ENTROPY-BASED EXPECTED UNCERTAINTY REDUCTION TO GUIDE THE CLINICAL EXAM

Monday, October 24, 2011
Grand Ballroom AB (Hyatt Regency Chicago)
Poster Board # 57
(MET) Quantitative Methods and Theoretical Developments

Robert M. Hamm, PhD, University of Oklahoma Health Sciences Center, Oklahoma City, OK and William H. Beasley IV, PhD, Howard Live Oak, Inc., Norman, OK
  

Purpose: The ability to anticipate the impact of potential clinical findings in discriminating among possible causes of a patient’s presenting complaint is an essential component of clinical judgment. We applied an information theory based measure (Benish, Meth Inf Med, 2003), based on both test sensitivity and disease probability, and compared it with familiar sensitivity-based measures (LR+, LR-, and the LR ratio).   

Method: The approach considers all diagnoses relevant for a clinical presentation, with sensitivities of all findings for all the diagnoses.
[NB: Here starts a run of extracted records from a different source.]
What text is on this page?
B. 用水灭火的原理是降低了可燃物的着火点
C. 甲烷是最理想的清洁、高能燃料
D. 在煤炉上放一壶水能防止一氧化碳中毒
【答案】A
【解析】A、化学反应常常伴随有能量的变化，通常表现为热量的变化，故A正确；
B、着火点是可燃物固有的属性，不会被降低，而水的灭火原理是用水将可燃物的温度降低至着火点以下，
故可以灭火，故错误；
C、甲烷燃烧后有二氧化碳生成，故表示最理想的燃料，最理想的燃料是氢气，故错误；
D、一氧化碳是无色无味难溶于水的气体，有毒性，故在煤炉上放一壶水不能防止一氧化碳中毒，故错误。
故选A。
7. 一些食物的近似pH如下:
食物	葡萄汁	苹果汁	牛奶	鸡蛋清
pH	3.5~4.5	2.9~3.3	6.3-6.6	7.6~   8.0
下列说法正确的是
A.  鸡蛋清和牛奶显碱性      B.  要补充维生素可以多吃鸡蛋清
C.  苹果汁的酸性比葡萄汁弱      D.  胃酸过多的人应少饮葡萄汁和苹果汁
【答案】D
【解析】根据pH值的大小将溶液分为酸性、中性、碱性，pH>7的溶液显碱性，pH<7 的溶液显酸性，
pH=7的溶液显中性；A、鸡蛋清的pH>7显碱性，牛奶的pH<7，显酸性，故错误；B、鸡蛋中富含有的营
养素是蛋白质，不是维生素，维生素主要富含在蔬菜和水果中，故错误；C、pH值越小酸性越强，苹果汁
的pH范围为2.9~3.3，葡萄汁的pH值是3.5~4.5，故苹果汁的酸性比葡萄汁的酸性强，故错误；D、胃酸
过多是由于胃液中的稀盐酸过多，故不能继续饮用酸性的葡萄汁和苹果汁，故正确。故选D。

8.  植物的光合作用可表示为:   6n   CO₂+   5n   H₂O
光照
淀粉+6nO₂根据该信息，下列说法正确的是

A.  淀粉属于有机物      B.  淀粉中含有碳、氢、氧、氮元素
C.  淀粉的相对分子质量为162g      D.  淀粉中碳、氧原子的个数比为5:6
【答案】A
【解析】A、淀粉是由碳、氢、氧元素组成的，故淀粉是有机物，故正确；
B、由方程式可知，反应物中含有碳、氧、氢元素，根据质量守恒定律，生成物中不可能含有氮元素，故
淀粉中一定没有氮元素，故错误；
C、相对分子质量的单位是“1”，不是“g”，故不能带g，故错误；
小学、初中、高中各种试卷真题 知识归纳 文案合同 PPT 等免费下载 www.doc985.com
Without “specificity,” it avoids the problem of “dynamic specificity.”      Entropy, or Sum p(Di)*log(1/p(Di)), expresses the uncertainty regarding the current probability distribution over diagnoses Di. We construct a tree whose first branch is a particular finding’s results (positive, negative) with probabilities composed of each p(Di) multiplied by the finding’s sensitivity for that diagnosis. After each branch there is an entropy tree, with the diagnoses’ probabilities contingent on the finding result, e.g., Sum p(Di | F+) * log (1/p(Di | F+)). This expected entropy uncertainty is compared to the pre-finding uncertainty, yielding an expected reduction in entropy uncertainty (ERIEU).    Comparisons are made between the ERIEU and the sensitivity based measures. Further, this approach was added to a balance beam aid for instruction in diagnosis (BBAID), to calculate ERIEU dynamically as other information is learned.    

Result: For a pair of diagnoses, there is a large family of entropy based measures, different for every pretest odds of the two diagnoses, compared to the 5 diagnosis-probability-independent sensitivity-based measures. As the number of diagnosis pairs N increases, the count of measures increases by a factor of N*(N-1)/2.  The BBAID calculates ERIEU dynamically, for all unknown findings, as the probability distribution changes (when additional findings are specified), and displays it for all unknown symptoms, for any selected diagnosis pair.    

Conclusion: The information-theory based measure, ERIEU, is distinct from the measures derivable from sensitivity alone. It changes dynamically as other information is acquired that changes the probability distribution among the diagnoses. Though this is too complicated to judge unaided or to calculate manually, we have added it to a diagnosis aid that represents the (naïve) Bayesian impact of information, for any pair of diagnoses. The display of ERIEU for each finding not yet asked for can guide physician’s selection of useful questions.